Owing taxes to the IRS or state can be devastating to a family. Packey Law Corporation has years of experience assisting families with back tax liabilities.

Depending on your situation, you may qualify for one of the following:

Offer in Compromise:

The Offer in Compromise or often-called “Pennies on the Dollar” is where a taxpayer makes an offer to the IRS to settle a back tax liability for less than the full amount. For example, if a taxpayer owes the IRS $20,000.00 the taxpayer could file an Offer in Compromise and request that the IRS accept only $200.00 to pay off the entire debt. The IRS accepts an Offer in Compromise from a taxpayer for a number of reasons, however the most common is “Doubt as to Collectibility.” This means that a taxpayer is arguing to the IRS that they will never be able to full pay the amount of the tax liability, so the IRS should accept the amount offered. The IRS will accept an Offer in Compromise if they agree with the taxpayer. By doing so the IRS will save money by not spending resources on trying to collect on a liability that it never will receive full payment for and they also are able to give a taxpayer a fresh start. Packey Law Corporation can complete the required paperwork to submit to the IRS or state of California and conduct all negotiations on your behalf. For a free confidential tax analysis with a tax attorney call our office today.

Installment Agreement:

If a taxpayer can not pay a tax liability, the IRS may accept installment payments. These agreements are called Installment Agreements. The more a taxpayer owes to the IRS the more complicated these agreements are to negotiate with the IRS. There are three types of Installment Agreements, Guaranteed Installment Agreements, Streamlined Installment Agreements and Financial Statement Installment Agreements. The type of Installment Agreement depends on the amount owed to the IRS. For example, Guaranteed Installment Agreements are for taxpayers that owe less than $10,000.00. Streamlined Installment Agreements are for taxpayers that owe less than $25,000.00. Financial Statement Installment Agreements are for those taxpayers who owe more than $25,000.00. While each taxpayer’s situation depends on the specific facts of the case, Packey Law Corporation works closely with clients to negotiate an affordable Installment Agreement on a taxpayer’s behalf.

Penalty Abatement:

There are three charges that make up most tax liabilities, the underlying tax liability, interest and penalties. The two most common penalties assessed by the IRS are the Failure to Timely File Penalty and the Failure to Timely Pay Penalty. The IRS will abate penalties if a taxpayer can show or prove “reasonable cause” for failing to timely file or timely pay the tax liability. If the IRS abates a penalty not only will the penalty be reduced or removed but all corresponding interest assessed on the penalty will also be removed. This can result in a substantial reduction in a taxpayer’s tax liability. Packey Law Corporation can draft a formal petition requesting that penalties be abated. The IRS will only abate penalties if they believe “reasonable cause” has been proven. Our law firm works with clients on a personal basis to determine whether a penalty abatement petition is in their best interest.

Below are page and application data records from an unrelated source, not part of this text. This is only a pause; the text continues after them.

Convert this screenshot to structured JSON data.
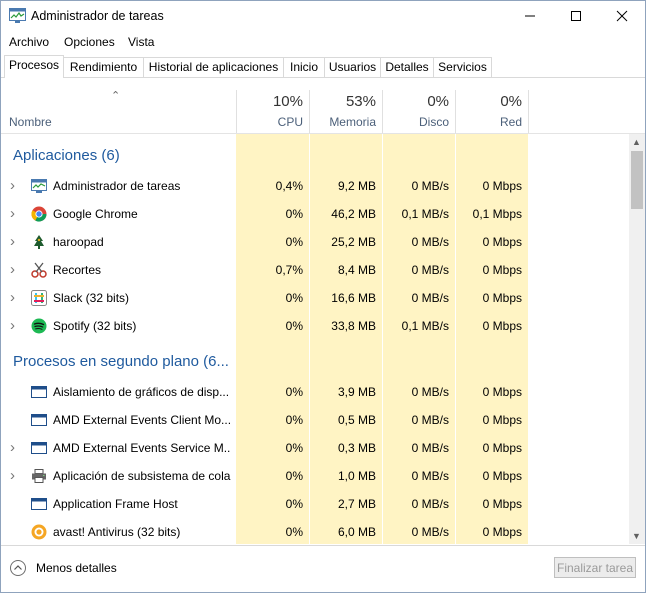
{
  "window": {
    "title": "Administrador de tareas",
    "icon": "task-manager-icon"
  },
  "menu": [
    "Archivo",
    "Opciones",
    "Vista"
  ],
  "tabs": [
    {
      "label": "Procesos",
      "active": true
    },
    {
      "label": "Rendimiento",
      "active": false
    },
    {
      "label": "Historial de aplicaciones",
      "active": false
    },
    {
      "label": "Inicio",
      "active": false
    },
    {
      "label": "Usuarios",
      "active": false
    },
    {
      "label": "Detalles",
      "active": false
    },
    {
      "label": "Servicios",
      "active": false
    }
  ],
  "columns": {
    "name": {
      "label": "Nombre"
    },
    "cpu": {
      "pct": "10%",
      "label": "CPU"
    },
    "memory": {
      "pct": "53%",
      "label": "Memoria"
    },
    "disk": {
      "pct": "0%",
      "label": "Disco"
    },
    "network": {
      "pct": "0%",
      "label": "Red"
    }
  },
  "groups": {
    "apps": "Aplicaciones (6)",
    "background": "Procesos en segundo plano (6..."
  },
  "apps": [
    {
      "name": "Administrador de tareas",
      "icon": "task-manager-icon",
      "expandable": true,
      "cpu": "0,4%",
      "memory": "9,2 MB",
      "disk": "0 MB/s",
      "network": "0 Mbps"
    },
    {
      "name": "Google Chrome",
      "icon": "chrome-icon",
      "expandable": true,
      "cpu": "0%",
      "memory": "46,2 MB",
      "disk": "0,1 MB/s",
      "network": "0,1 Mbps"
    },
    {
      "name": "haroopad",
      "icon": "haroopad-icon",
      "expandable": true,
      "cpu": "0%",
      "memory": "25,2 MB",
      "disk": "0 MB/s",
      "network": "0 Mbps"
    },
    {
      "name": "Recortes",
      "icon": "snipping-tool-icon",
      "expandable": true,
      "cpu": "0,7%",
      "memory": "8,4 MB",
      "disk": "0 MB/s",
      "network": "0 Mbps"
    },
    {
      "name": "Slack (32 bits)",
      "icon": "slack-icon",
      "expandable": true,
      "cpu": "0%",
      "memory": "16,6 MB",
      "disk": "0 MB/s",
      "network": "0 Mbps"
    },
    {
      "name": "Spotify (32 bits)",
      "icon": "spotify-icon",
      "expandable": true,
      "cpu": "0%",
      "memory": "33,8 MB",
      "disk": "0,1 MB/s",
      "network": "0 Mbps"
    }
  ],
  "background": [
    {
      "name": "Aislamiento de gráficos de disp...",
      "icon": "process-window-icon",
      "expandable": false,
      "cpu": "0%",
      "memory": "3,9 MB",
      "disk": "0 MB/s",
      "network": "0 Mbps"
    },
    {
      "name": "AMD External Events Client Mo...",
      "icon": "process-window-icon",
      "expandable": false,
      "cpu": "0%",
      "memory": "0,5 MB",
      "disk": "0 MB/s",
      "network": "0 Mbps"
    },
    {
      "name": "AMD External Events Service M...",
      "icon": "process-window-icon",
      "expandable": true,
      "cpu": "0%",
      "memory": "0,3 MB",
      "disk": "0 MB/s",
      "network": "0 Mbps"
    },
    {
      "name": "Aplicación de subsistema de cola",
      "icon": "printer-icon",
      "expandable": true,
      "cpu": "0%",
      "memory": "1,0 MB",
      "disk": "0 MB/s",
      "network": "0 Mbps"
    },
    {
      "name": "Application Frame Host",
      "icon": "process-window-icon",
      "expandable": false,
      "cpu": "0%",
      "memory": "2,7 MB",
      "disk": "0 MB/s",
      "network": "0 Mbps"
    },
    {
      "name": "avast! Antivirus (32 bits)",
      "icon": "avast-icon",
      "expandable": false,
      "cpu": "0%",
      "memory": "6,0 MB",
      "disk": "0 MB/s",
      "network": "0 Mbps"
    }
  ],
  "footer": {
    "less_details": "Menos detalles",
    "end_task": "Finalizar tarea"
  },
  "colors": {
    "heat_light": "#fff4c4",
    "heat_mid": "#f9ecb0",
    "heat_dark": "#f4e29a",
    "group_text": "#1f5a9e"
  }
}
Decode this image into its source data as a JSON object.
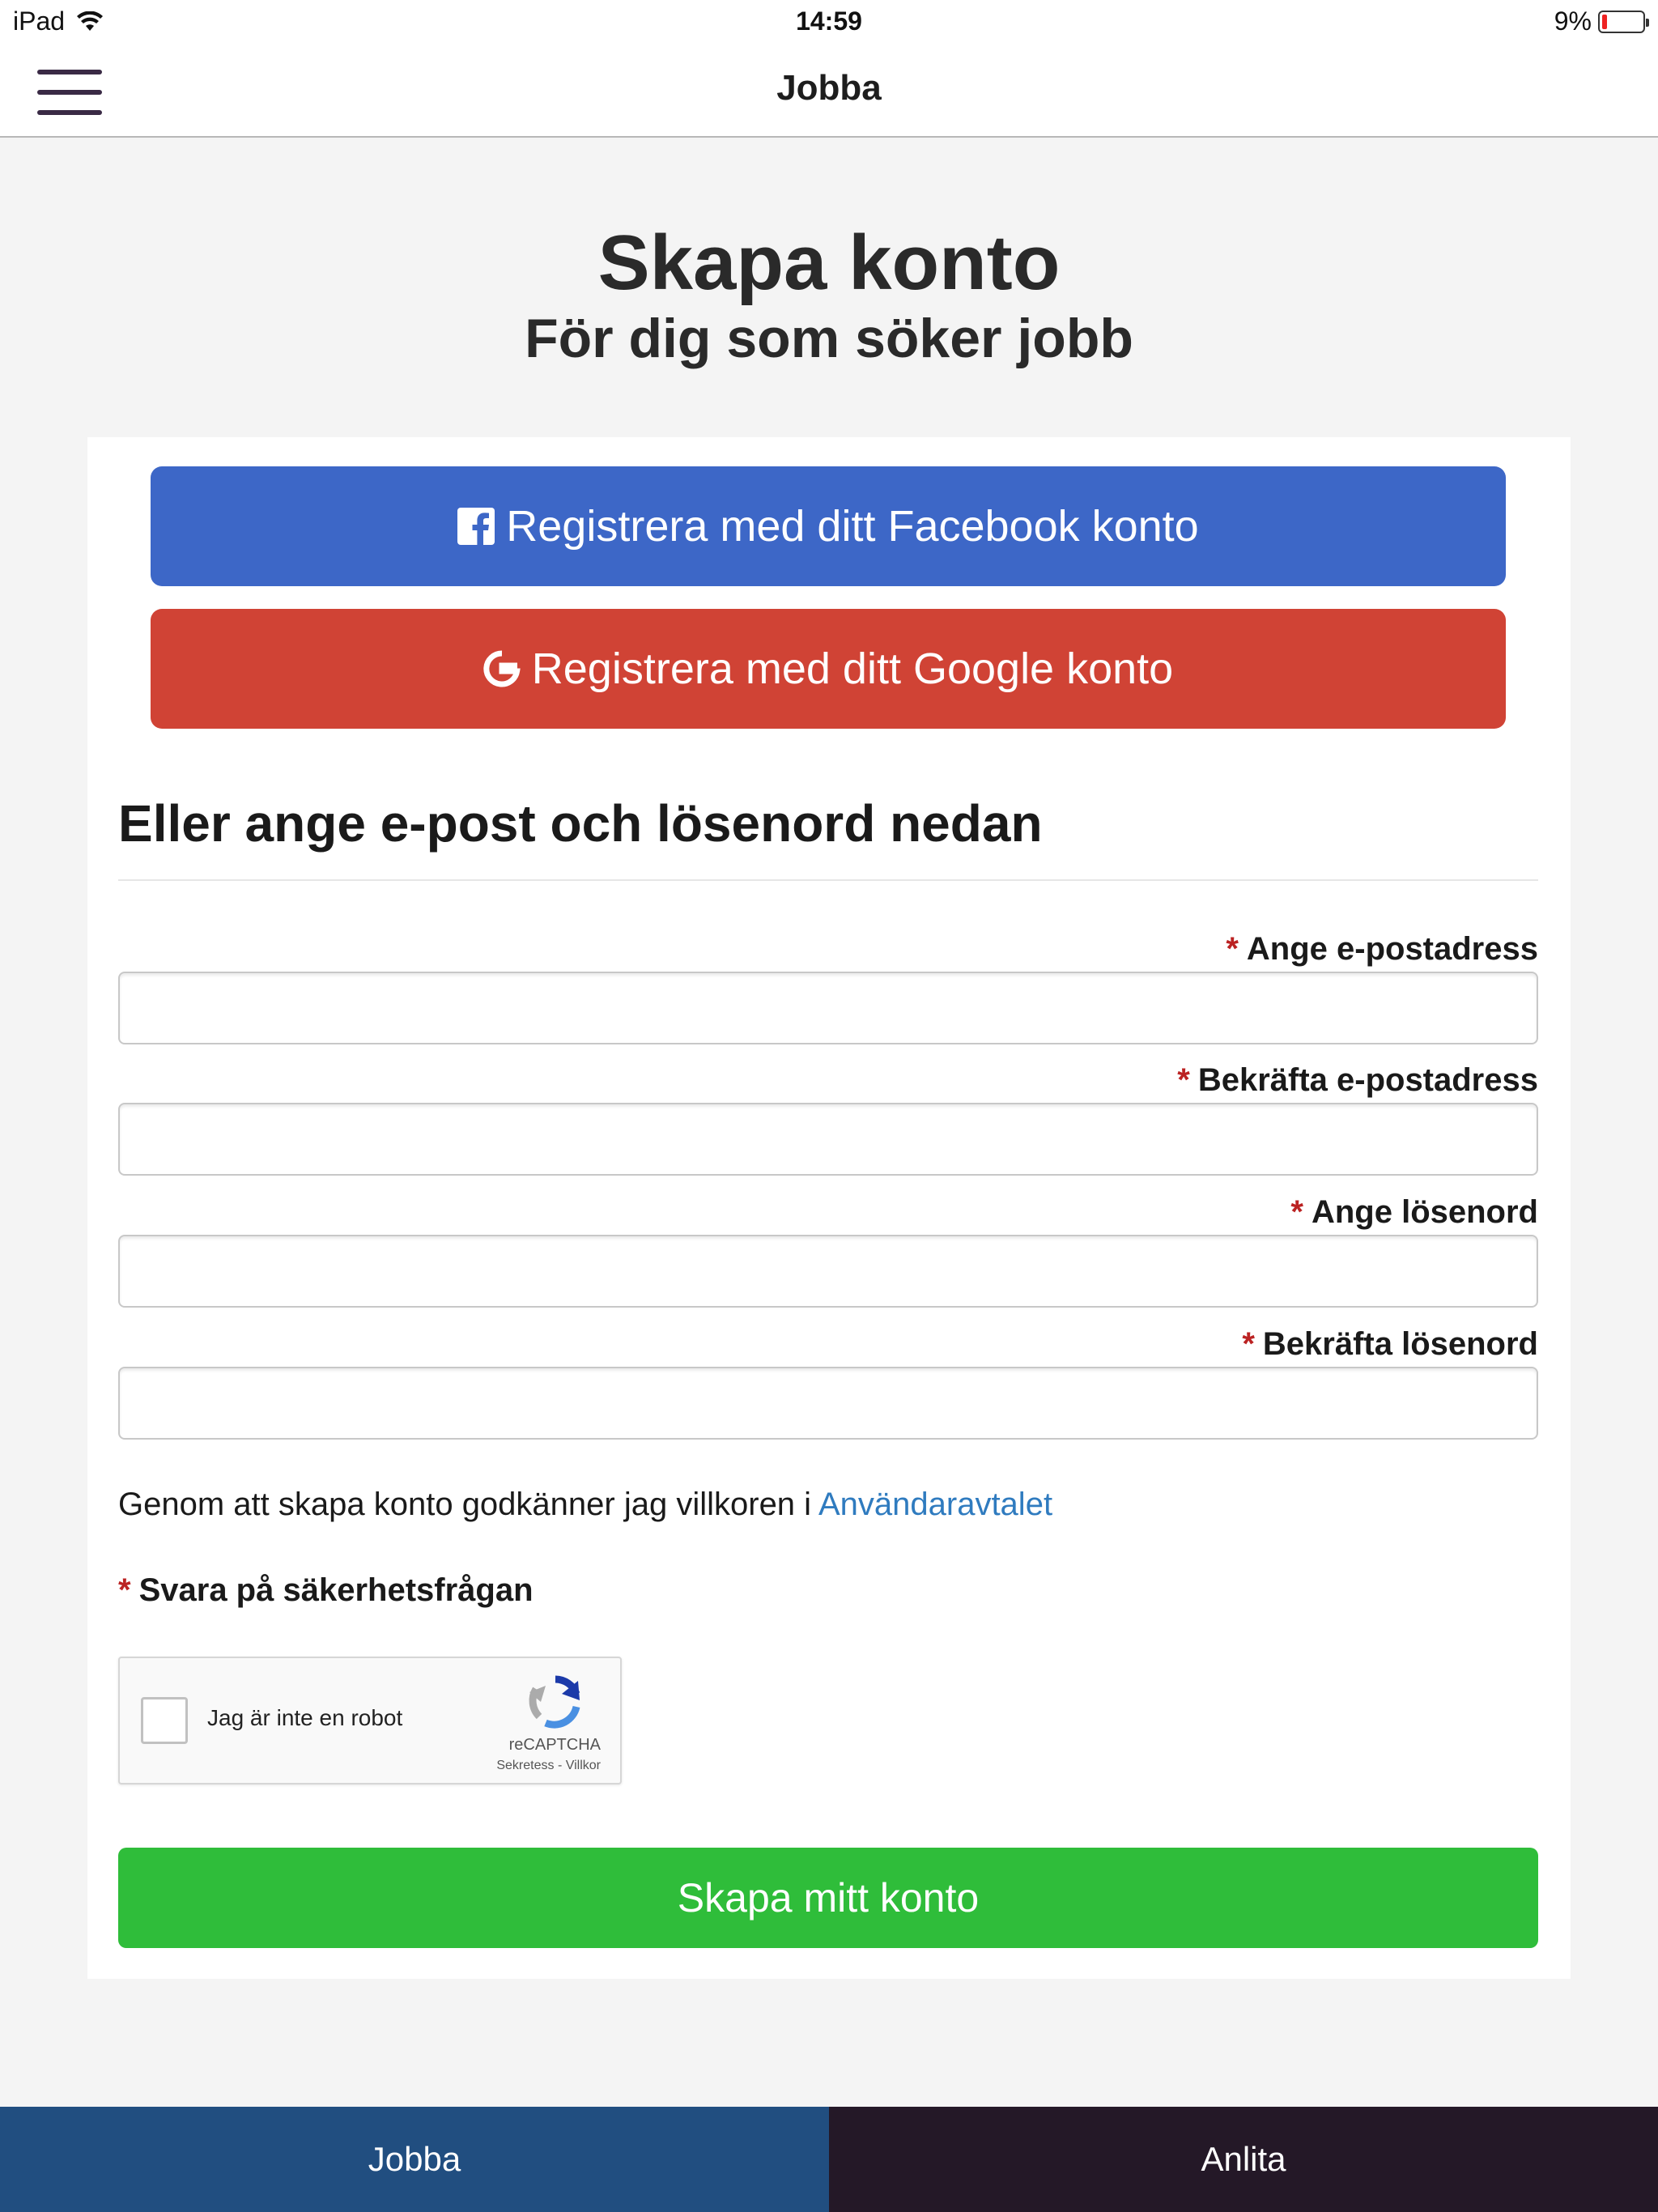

Currently Not Collectible:

The IRS may place a taxpayers back tax liability into Currently Not Collectible status if the taxpayer can prove they have no ability to make payments towards a back tax liability. While a back tax liability is in Currently Not Collectible status all collection actions will be suspended. This means that all tax levies will be removed. The IRS generally has 10 years to collect a back tax liability from the date of assessment. While an account is in Currently Not Collectible status the statute of limitations continues to run.

While each case varies depending on the specific facts of the case, according to the January 9, 2007 National Taxpayer Advocate’s 2006 report to Congress once an account is designated by the IRS as Currently Not Collectible, data for the preceding six years shows that the IRS collected on less than 2 percent of all amounts due.

Tax Levy/Lein:

A tax levy can be issued when a taxpayer owes back taxes. The two most common levies are the wage levy and the bank levy. A wage levy is issued against a taxpayer’s wages. A wage levy only leaves the taxpayer with sufficient income to meet necessary living expenses. Unfortunately, what the taxing authority deems necessary living expenses usually does leave the taxpayer without the ability to meet their actual living expenses. A bank levy issued against a taxpayer’s bank account. While a wage levy is continuous, a bank levy only attaches against the funds in the account at the time the levy reaches the bank. Most tax agencies may release a levy if the taxpayer can prove the levy is creating an economic hardship, or the taxpayer proposes a resolution alternative, such a Offer in Compromise, Installment Agreement or Currently Not Collectible status. A taxpayer usually must be in tax compliance prior to the levy being released. This means that all back tax returns are filed. A tax lien can be issued when a taxpayer owes back taxes. A tax lien is a notice to third parties that a debt is owed. Tax agencies will generally not remove a tax lien unless the liability has been paid in full, the release of the lien will expedite full payment of the tax, or in the case of the IRS an Offer in Compromise has been accepted.